America's rodent problem by the numbers

There is nothing quite as frightening, disturbing or violating as discovering your home has been breached by rodents or other small critters. Perhaps you discovered chewed wires in the basement garage, droppings in your kitchen or tiny footprints in the garage — whatever you found, you likely want those little critters out, and now.

Rodent infestations are a serious, growing issue in the United States, and not just because rodents are “pests” or minor annoyances, but because infestations can affect your safety and health, according to the National Pest Management Association. Mice and rats carry diseases, aggravate asthma and allergies and increase the risk of fire by chewing through electrical wires. And, of course, nobody wants droppings in the basement or kitchen cupboard.

The widespread nature of rodent infestations

You may be surprised to learn that rodents invade 21 million U.S. homes each winter. In fact, a recent survey from found that 37 percent of Americans have spotted a rodent in their home in the last year. That means you or one of your neighbors has likely had a rodent problem. Yikes!

A multiplying problem

While it’s tempting to shrug off a single mouse or rat sighting on your property, don’t ignore it. Why? If you see one rodent in your home, it’s safe to assume there are more. Rodent infestation is literally a growing issue, as a female mouse breeds quickly and can lay as many as 12 young every three weeks. You should also be concerned if you see a rodent indoors or on your property because they can contaminate and ruin food, and they may carry salmonella and disease-causing parasites like ticks, fleas and lice.

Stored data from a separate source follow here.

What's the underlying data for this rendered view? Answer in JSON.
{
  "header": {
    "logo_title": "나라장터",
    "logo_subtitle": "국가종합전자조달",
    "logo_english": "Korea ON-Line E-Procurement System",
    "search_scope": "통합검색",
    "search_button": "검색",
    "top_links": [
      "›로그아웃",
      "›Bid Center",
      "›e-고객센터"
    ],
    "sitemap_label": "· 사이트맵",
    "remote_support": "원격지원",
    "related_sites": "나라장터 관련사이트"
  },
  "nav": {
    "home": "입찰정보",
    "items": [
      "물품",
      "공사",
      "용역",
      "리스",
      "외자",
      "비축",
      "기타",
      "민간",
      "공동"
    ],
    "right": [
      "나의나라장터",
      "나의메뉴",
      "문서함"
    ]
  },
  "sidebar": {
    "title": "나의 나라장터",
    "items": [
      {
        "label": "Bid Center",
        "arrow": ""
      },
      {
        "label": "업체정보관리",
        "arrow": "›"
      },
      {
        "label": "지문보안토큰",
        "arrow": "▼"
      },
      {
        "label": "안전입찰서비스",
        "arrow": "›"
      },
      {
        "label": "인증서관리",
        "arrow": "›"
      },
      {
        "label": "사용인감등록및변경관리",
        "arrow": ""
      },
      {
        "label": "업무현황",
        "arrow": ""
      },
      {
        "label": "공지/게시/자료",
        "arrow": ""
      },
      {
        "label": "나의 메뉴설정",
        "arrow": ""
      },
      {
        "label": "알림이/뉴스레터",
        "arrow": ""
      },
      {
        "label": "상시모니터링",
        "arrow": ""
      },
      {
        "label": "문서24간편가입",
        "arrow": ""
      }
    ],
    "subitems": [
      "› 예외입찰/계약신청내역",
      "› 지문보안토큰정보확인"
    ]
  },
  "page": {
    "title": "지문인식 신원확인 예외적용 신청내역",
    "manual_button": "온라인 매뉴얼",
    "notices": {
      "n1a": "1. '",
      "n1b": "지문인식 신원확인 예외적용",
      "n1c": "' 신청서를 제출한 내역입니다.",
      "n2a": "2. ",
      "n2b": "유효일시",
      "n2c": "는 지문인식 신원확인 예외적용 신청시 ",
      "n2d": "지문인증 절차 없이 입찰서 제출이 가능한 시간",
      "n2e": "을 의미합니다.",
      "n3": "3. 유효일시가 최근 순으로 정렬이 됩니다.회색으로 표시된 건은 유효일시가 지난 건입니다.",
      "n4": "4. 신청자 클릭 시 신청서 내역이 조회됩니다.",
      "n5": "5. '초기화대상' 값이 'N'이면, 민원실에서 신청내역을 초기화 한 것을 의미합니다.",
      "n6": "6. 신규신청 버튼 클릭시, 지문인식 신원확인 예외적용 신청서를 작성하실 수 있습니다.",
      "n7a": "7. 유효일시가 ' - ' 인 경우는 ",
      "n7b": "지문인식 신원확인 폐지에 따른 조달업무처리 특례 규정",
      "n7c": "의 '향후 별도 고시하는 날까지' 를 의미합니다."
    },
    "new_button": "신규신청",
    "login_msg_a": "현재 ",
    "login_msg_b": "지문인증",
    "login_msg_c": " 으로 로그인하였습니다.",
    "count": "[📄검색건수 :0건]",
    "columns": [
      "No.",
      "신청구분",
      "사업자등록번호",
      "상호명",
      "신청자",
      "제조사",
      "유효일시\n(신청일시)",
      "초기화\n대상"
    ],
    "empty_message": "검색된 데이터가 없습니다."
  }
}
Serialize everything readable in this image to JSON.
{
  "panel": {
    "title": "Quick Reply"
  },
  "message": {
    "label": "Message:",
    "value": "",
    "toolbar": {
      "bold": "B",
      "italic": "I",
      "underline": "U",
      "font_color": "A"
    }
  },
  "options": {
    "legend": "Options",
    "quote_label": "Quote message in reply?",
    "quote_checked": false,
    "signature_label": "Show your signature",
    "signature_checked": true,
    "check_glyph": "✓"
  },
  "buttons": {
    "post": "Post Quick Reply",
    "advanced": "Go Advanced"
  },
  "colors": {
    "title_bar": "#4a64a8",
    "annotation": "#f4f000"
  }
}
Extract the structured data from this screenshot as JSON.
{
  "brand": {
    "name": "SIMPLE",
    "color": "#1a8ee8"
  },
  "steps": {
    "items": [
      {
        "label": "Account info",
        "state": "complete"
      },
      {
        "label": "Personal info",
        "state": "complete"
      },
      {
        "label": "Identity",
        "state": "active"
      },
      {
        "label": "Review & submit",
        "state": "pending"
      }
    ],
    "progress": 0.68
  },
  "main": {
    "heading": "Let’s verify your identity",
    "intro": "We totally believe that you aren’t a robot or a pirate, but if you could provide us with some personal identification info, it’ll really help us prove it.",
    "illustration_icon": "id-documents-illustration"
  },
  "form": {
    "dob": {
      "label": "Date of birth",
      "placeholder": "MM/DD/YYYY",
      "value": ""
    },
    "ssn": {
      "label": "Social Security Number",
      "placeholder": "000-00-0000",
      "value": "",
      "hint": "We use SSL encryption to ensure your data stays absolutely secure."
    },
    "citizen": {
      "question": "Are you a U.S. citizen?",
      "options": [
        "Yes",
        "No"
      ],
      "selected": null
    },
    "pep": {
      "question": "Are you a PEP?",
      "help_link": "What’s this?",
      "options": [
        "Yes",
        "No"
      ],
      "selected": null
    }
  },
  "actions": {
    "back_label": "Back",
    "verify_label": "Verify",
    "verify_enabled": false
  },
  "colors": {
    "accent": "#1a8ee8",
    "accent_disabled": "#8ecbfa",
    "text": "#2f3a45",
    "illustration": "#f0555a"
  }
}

Where and when most infestations occur

About half of home infestations occur in the kitchen. Make your kitchen less attractive for rodents by keeping it clean and crumb-free and by storing food in rodent-proof containers. You should be most concerned about mice and rats entering your home as weather cools. About 45 percent of infestations in the United States occur in fall and winter.

Small and sneaky invaders

Small rodents can fit through even the tiniest openings to enter your home or garage, so be on the lookout for potential entrance areas. Rats can squeeze through openings the size of a quarter, and mice can wriggle through openings as small as a dime. Prevent rodent infestation by sealing cracks and holes on the outside of the home (especially under doors and around pipes) and by replacing loose mortar and weather stripping around the basement foundation and windows.

Health and safety hazards

Rodents are also a serious safety hazard to your property because they like to chew through wood, insulation and electrical wires, which increases the risk of fires. Rodents have “open-rooted incisors,” or four long, sharp teeth that grow continuously throughout their lives. These teeth enable mice and rats to gnaw continuously without wearing down their teeth, wreaking havoc on homes throughout the country.

If you need motivation to act quickly to prevent rodent infestations, consider that mice urinate constantly and are capable of dropping up to 25,000 fecal pellets each year. Maintain a safe, clean and healthy home by taking steps now to avoid rodent problems.